About Jofiel
Cahaya pertama belum menyentuh puncak Padar saat rantai jangkar dilepas. Saya berdiri bertelanjang kaki di dek jati Jofiel, uap mengepul dari cangkir keramik, memperhatikan awak kapal mengarahkan phinisi besi waja memasuki selat antara Komodo dan Rinca. Tidak ada tergesa-gesa, tidak ada deru mesin—hanya denting pelan peralatan layar dan bisikan awak yang mengatur tali. Pukul 06.15, kami meluncur melewati Pulau Bidadari, tempat burung camar mengitari perairan dangkal. Saat yang tenang dan tepat itu menentukan irama: Jofiel bergerak selaras dengan laut, bukan melawannya.
Panjangnya 20 meter, terbuat dari kayu besi waja yang disusun tangan, konstruksi phinisi tradisional dengan garis bersih dan siluet rendah yang tajam saat senja. Kabin utamanya terletak di tengah kapal—tidak luas, tetapi tata letaknya cerdas. Paneling jati dari lantai ke langit-langit, dilengkapi pencahayaan tersembunyi dan ventilasi yang menjaga sirkulasi udara tanpa menenggelamkan suara ombak. Kamar mandi dalam dilengkapi shower dengan tekanan air panas yang jarang ditemui di kapal seukuran ini. Yang menonjol bukan kemewahan semata, tapi eksekusi yang matang: gantungan jubah pada ketinggian yang pas, lampu baca dengan sudut tepat, serta rak kecil terukir di dinding kapal untuk kacamata atau tabir surya.

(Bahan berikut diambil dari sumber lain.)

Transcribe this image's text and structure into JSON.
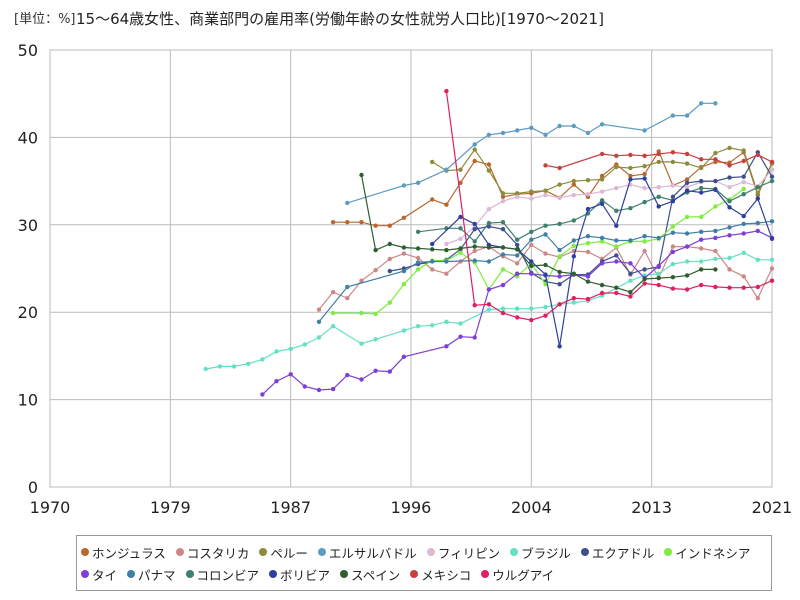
{
  "unit_label": "[単位：%]",
  "title": "15〜64歳女性、商業部門の雇用率(労働年齢の女性就労人口比)[1970〜2021]",
  "chart_data": {
    "type": "line",
    "xlim": [
      1970,
      2021
    ],
    "ylim": [
      0,
      50
    ],
    "xticks": [
      "1970",
      "1979",
      "1987",
      "1996",
      "2004",
      "2013",
      "2021"
    ],
    "xtick_values": [
      1970,
      1978.5,
      1987,
      1995.5,
      2004,
      2012.5,
      2021
    ],
    "yticks": [
      0,
      10,
      20,
      30,
      40,
      50
    ],
    "grid": true,
    "legend_position": "bottom",
    "series": [
      {
        "name": "ホンジュラス",
        "color": "#b8672e",
        "x": [
          1990,
          1991,
          1992,
          1993,
          1994,
          1995,
          1997,
          1998,
          1999,
          2000,
          2001,
          2002,
          2003,
          2004,
          2005,
          2006,
          2007,
          2008,
          2009,
          2010,
          2011,
          2012,
          2013,
          2014,
          2015,
          2016,
          2017,
          2018,
          2019,
          2020,
          2021
        ],
        "y": [
          30.3,
          30.3,
          30.3,
          29.9,
          29.9,
          30.8,
          32.9,
          32.3,
          34.8,
          37.3,
          36.9,
          33.2,
          33.5,
          33.6,
          33.9,
          33.1,
          34.6,
          33.2,
          35.6,
          36.9,
          35.6,
          35.8,
          38.4,
          34.5,
          35.2,
          36.6,
          37.2,
          37.1,
          38.3,
          33.4,
          37.1
        ]
      },
      {
        "name": "コスタリカ",
        "color": "#cd8787",
        "x": [
          1989,
          1990,
          1991,
          1992,
          1993,
          1994,
          1995,
          1996,
          1997,
          1998,
          1999,
          2000,
          2001,
          2002,
          2003,
          2004,
          2005,
          2006,
          2007,
          2008,
          2009,
          2010,
          2011,
          2012,
          2013,
          2014,
          2015,
          2016,
          2017,
          2018,
          2019,
          2020,
          2021
        ],
        "y": [
          20.3,
          22.3,
          21.6,
          23.6,
          24.8,
          26.1,
          26.7,
          26.2,
          24.9,
          24.4,
          25.8,
          27.0,
          27.5,
          26.4,
          25.6,
          27.7,
          26.7,
          26.3,
          27.0,
          26.9,
          26.1,
          27.4,
          24.3,
          27.0,
          23.9,
          27.5,
          27.5,
          27.3,
          27.0,
          24.9,
          24.1,
          21.6,
          25.0
        ]
      },
      {
        "name": "ペルー",
        "color": "#8c8c3c",
        "x": [
          1997,
          1998,
          1999,
          2000,
          2001,
          2002,
          2003,
          2004,
          2005,
          2006,
          2007,
          2008,
          2009,
          2010,
          2011,
          2012,
          2013,
          2014,
          2015,
          2016,
          2017,
          2018,
          2019,
          2020,
          2021
        ],
        "y": [
          37.2,
          36.2,
          36.3,
          38.6,
          36.2,
          33.6,
          33.6,
          33.8,
          33.9,
          34.6,
          35.0,
          35.1,
          35.2,
          36.6,
          36.5,
          36.7,
          37.2,
          37.2,
          37.0,
          36.5,
          38.2,
          38.8,
          38.5,
          33.6,
          37.0
        ]
      },
      {
        "name": "エルサルバドル",
        "color": "#5d9bc2",
        "x": [
          1991,
          1995,
          1996,
          1998,
          2000,
          2001,
          2002,
          2003,
          2004,
          2005,
          2006,
          2007,
          2008,
          2009,
          2012,
          2014,
          2015,
          2016,
          2017
        ],
        "y": [
          32.5,
          34.5,
          34.8,
          36.3,
          39.2,
          40.3,
          40.5,
          40.8,
          41.1,
          40.3,
          41.3,
          41.3,
          40.5,
          41.5,
          40.8,
          42.5,
          42.5,
          43.9,
          43.9
        ]
      },
      {
        "name": "フィリピン",
        "color": "#dbb8d4",
        "x": [
          1998,
          1999,
          2000,
          2001,
          2002,
          2003,
          2004,
          2005,
          2006,
          2007,
          2008,
          2009,
          2010,
          2011,
          2012,
          2013,
          2014,
          2015,
          2016,
          2017,
          2018,
          2019,
          2020,
          2021
        ],
        "y": [
          27.8,
          28.4,
          29.8,
          31.8,
          32.7,
          33.2,
          33.0,
          33.4,
          33.1,
          33.4,
          33.5,
          33.8,
          34.2,
          34.6,
          34.2,
          34.3,
          34.5,
          34.3,
          34.9,
          35.0,
          34.3,
          34.9,
          34.4,
          36.3
        ]
      },
      {
        "name": "ブラジル",
        "color": "#63e0c6",
        "x": [
          1981,
          1982,
          1983,
          1984,
          1985,
          1986,
          1987,
          1988,
          1989,
          1990,
          1992,
          1993,
          1995,
          1996,
          1997,
          1998,
          1999,
          2001,
          2002,
          2003,
          2004,
          2005,
          2006,
          2007,
          2008,
          2009,
          2011,
          2012,
          2013,
          2014,
          2015,
          2016,
          2017,
          2018,
          2019,
          2020,
          2021
        ],
        "y": [
          13.5,
          13.8,
          13.8,
          14.1,
          14.6,
          15.5,
          15.8,
          16.3,
          17.1,
          18.4,
          16.4,
          16.9,
          17.9,
          18.4,
          18.5,
          18.9,
          18.7,
          20.3,
          20.4,
          20.4,
          20.4,
          20.6,
          20.9,
          21.1,
          21.3,
          21.9,
          23.6,
          24.2,
          24.4,
          25.5,
          25.8,
          25.8,
          26.1,
          26.2,
          26.8,
          26.0,
          26.0
        ]
      },
      {
        "name": "エクアドル",
        "color": "#3f4f8c",
        "x": [
          1994,
          1995,
          1996,
          1998,
          1999,
          2000,
          2001,
          2002,
          2003,
          2004,
          2005,
          2006,
          2007,
          2008,
          2009,
          2010,
          2011,
          2012,
          2013,
          2014,
          2015,
          2016,
          2017,
          2018,
          2019,
          2020,
          2021
        ],
        "y": [
          24.7,
          25.0,
          25.5,
          26.0,
          27.2,
          29.5,
          29.8,
          29.5,
          27.7,
          24.5,
          23.5,
          23.2,
          24.3,
          24.3,
          25.8,
          26.5,
          24.4,
          24.9,
          25.2,
          33.2,
          34.8,
          35.0,
          35.0,
          35.4,
          35.5,
          38.3,
          35.5
        ]
      },
      {
        "name": "インドネシア",
        "color": "#7fec3f",
        "x": [
          1990,
          1992,
          1993,
          1994,
          1995,
          1996,
          1997,
          1998,
          1999,
          2000,
          2001,
          2002,
          2003,
          2004,
          2005,
          2006,
          2007,
          2008,
          2009,
          2010,
          2011,
          2012,
          2013,
          2014,
          2015,
          2016,
          2017,
          2018,
          2019
        ],
        "y": [
          19.9,
          19.9,
          19.8,
          21.1,
          23.2,
          24.9,
          25.9,
          25.9,
          26.8,
          25.7,
          22.6,
          24.9,
          24.1,
          25.6,
          23.2,
          26.4,
          27.6,
          27.9,
          28.1,
          27.5,
          28.1,
          28.1,
          28.4,
          29.8,
          30.9,
          30.9,
          32.1,
          32.9,
          34.1
        ]
      },
      {
        "name": "タイ",
        "color": "#7d3fd8",
        "x": [
          1985,
          1986,
          1987,
          1988,
          1989,
          1990,
          1991,
          1992,
          1993,
          1994,
          1995,
          1998,
          1999,
          2000,
          2001,
          2002,
          2003,
          2004,
          2005,
          2006,
          2007,
          2008,
          2009,
          2010,
          2011,
          2012,
          2013,
          2014,
          2015,
          2016,
          2017,
          2018,
          2019,
          2020,
          2021
        ],
        "y": [
          10.6,
          12.1,
          12.9,
          11.5,
          11.1,
          11.2,
          12.8,
          12.3,
          13.3,
          13.2,
          14.9,
          16.1,
          17.2,
          17.1,
          22.6,
          23.1,
          24.4,
          24.4,
          24.2,
          24.1,
          24.3,
          24.1,
          25.6,
          25.8,
          25.6,
          23.9,
          25.3,
          26.9,
          27.5,
          28.3,
          28.5,
          28.8,
          29.0,
          29.3,
          28.5
        ]
      },
      {
        "name": "パナマ",
        "color": "#3f7fa5",
        "x": [
          1989,
          1991,
          1995,
          1996,
          1997,
          1998,
          2000,
          2001,
          2002,
          2003,
          2004,
          2005,
          2006,
          2007,
          2008,
          2009,
          2010,
          2011,
          2012,
          2013,
          2014,
          2015,
          2016,
          2017,
          2018,
          2019,
          2020,
          2021
        ],
        "y": [
          18.9,
          22.9,
          24.7,
          25.7,
          25.8,
          25.8,
          25.9,
          25.8,
          26.6,
          26.5,
          28.3,
          28.9,
          27.1,
          28.2,
          28.7,
          28.5,
          28.2,
          28.2,
          28.7,
          28.5,
          29.1,
          29.0,
          29.2,
          29.3,
          29.7,
          30.1,
          30.2,
          30.4
        ]
      },
      {
        "name": "コロンビア",
        "color": "#3f7f6f",
        "x": [
          1996,
          1998,
          1999,
          2000,
          2001,
          2002,
          2003,
          2004,
          2005,
          2006,
          2007,
          2008,
          2009,
          2010,
          2011,
          2012,
          2013,
          2014,
          2015,
          2016,
          2017,
          2018,
          2019,
          2020,
          2021
        ],
        "y": [
          29.2,
          29.6,
          29.6,
          28.1,
          30.2,
          30.3,
          28.3,
          29.2,
          29.9,
          30.1,
          30.5,
          31.3,
          32.8,
          31.6,
          31.9,
          32.6,
          33.2,
          32.8,
          33.7,
          34.2,
          34.1,
          32.7,
          33.5,
          34.3,
          35.0
        ]
      },
      {
        "name": "ボリビア",
        "color": "#2f3fa0",
        "x": [
          1997,
          1999,
          2000,
          2001,
          2002,
          2003,
          2004,
          2005,
          2006,
          2007,
          2008,
          2009,
          2010,
          2011,
          2012,
          2013,
          2014,
          2015,
          2016,
          2017,
          2018,
          2019,
          2020,
          2021
        ],
        "y": [
          27.8,
          30.9,
          30.1,
          27.7,
          27.4,
          27.2,
          25.8,
          24.3,
          16.1,
          26.4,
          31.8,
          32.4,
          29.9,
          35.2,
          35.3,
          32.1,
          32.7,
          33.9,
          33.7,
          34.0,
          32.0,
          31.0,
          33.0,
          28.4
        ]
      },
      {
        "name": "スペイン",
        "color": "#2f5f2f",
        "x": [
          1992,
          1993,
          1994,
          1995,
          1996,
          1997,
          1998,
          1999,
          2000,
          2001,
          2002,
          2003,
          2004,
          2005,
          2006,
          2007,
          2008,
          2009,
          2010,
          2011,
          2012,
          2013,
          2014,
          2015,
          2016,
          2017
        ],
        "y": [
          35.7,
          27.1,
          27.8,
          27.4,
          27.3,
          27.2,
          27.1,
          27.3,
          27.5,
          27.4,
          27.4,
          27.2,
          25.3,
          25.4,
          24.6,
          24.4,
          23.5,
          23.1,
          22.8,
          22.3,
          23.8,
          23.9,
          24.0,
          24.2,
          24.9,
          24.9
        ]
      },
      {
        "name": "メキシコ",
        "color": "#c83f3f",
        "x": [
          2005,
          2006,
          2009,
          2010,
          2011,
          2012,
          2013,
          2014,
          2015,
          2016,
          2017,
          2018,
          2019,
          2020,
          2021
        ],
        "y": [
          36.8,
          36.5,
          38.1,
          37.9,
          38.0,
          37.9,
          38.1,
          38.3,
          38.1,
          37.5,
          37.5,
          36.8,
          37.3,
          38.0,
          37.2
        ]
      },
      {
        "name": "ウルグアイ",
        "color": "#e01f5f",
        "x": [
          1998,
          2000,
          2001,
          2002,
          2003,
          2004,
          2005,
          2006,
          2007,
          2008,
          2009,
          2010,
          2011,
          2012,
          2013,
          2014,
          2015,
          2016,
          2017,
          2018,
          2019,
          2020,
          2021
        ],
        "y": [
          45.3,
          20.8,
          20.9,
          19.9,
          19.4,
          19.1,
          19.6,
          20.9,
          21.6,
          21.5,
          22.2,
          22.2,
          21.8,
          23.3,
          23.1,
          22.7,
          22.6,
          23.1,
          22.9,
          22.8,
          22.8,
          22.9,
          23.6
        ]
      }
    ]
  }
}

Rute tiga hari kami mengikuti jejak klasik destinasi unggulan Komodo, namun dengan ruang untuk berlama-lama. Setelah pendakian panoramis di Padar, kami tiba di teluk Pink Beach sekitar siang. Awak kapal sudah menyiapkan makan siang—ikan bakar dengan sambal matah dan salad pepaya—disajikan di bawah tenda teduh di dek atas. Pukul 14.00, kami mengapung di atas stasiun pembersihan Manta Point, kaca mata siap, mengamati bayangan meluncur di bawah permukaan. Seekor manta muda mendekat, penasaran, lalu menghilang ke biru yang dalam. Saat matahari terbenam, kami singgah sebentar di Pulau Kalong, tempat ribuan kelelawar buah melesat dari hutan bakau membentuk aliran berputar perlahan. Awak kapal mengatur waktunya sempurna: mesin dimatikan, layar setengah terkembang, membiarkan arus membawa kami kembali ke Sebayur saat langit memerah jingga.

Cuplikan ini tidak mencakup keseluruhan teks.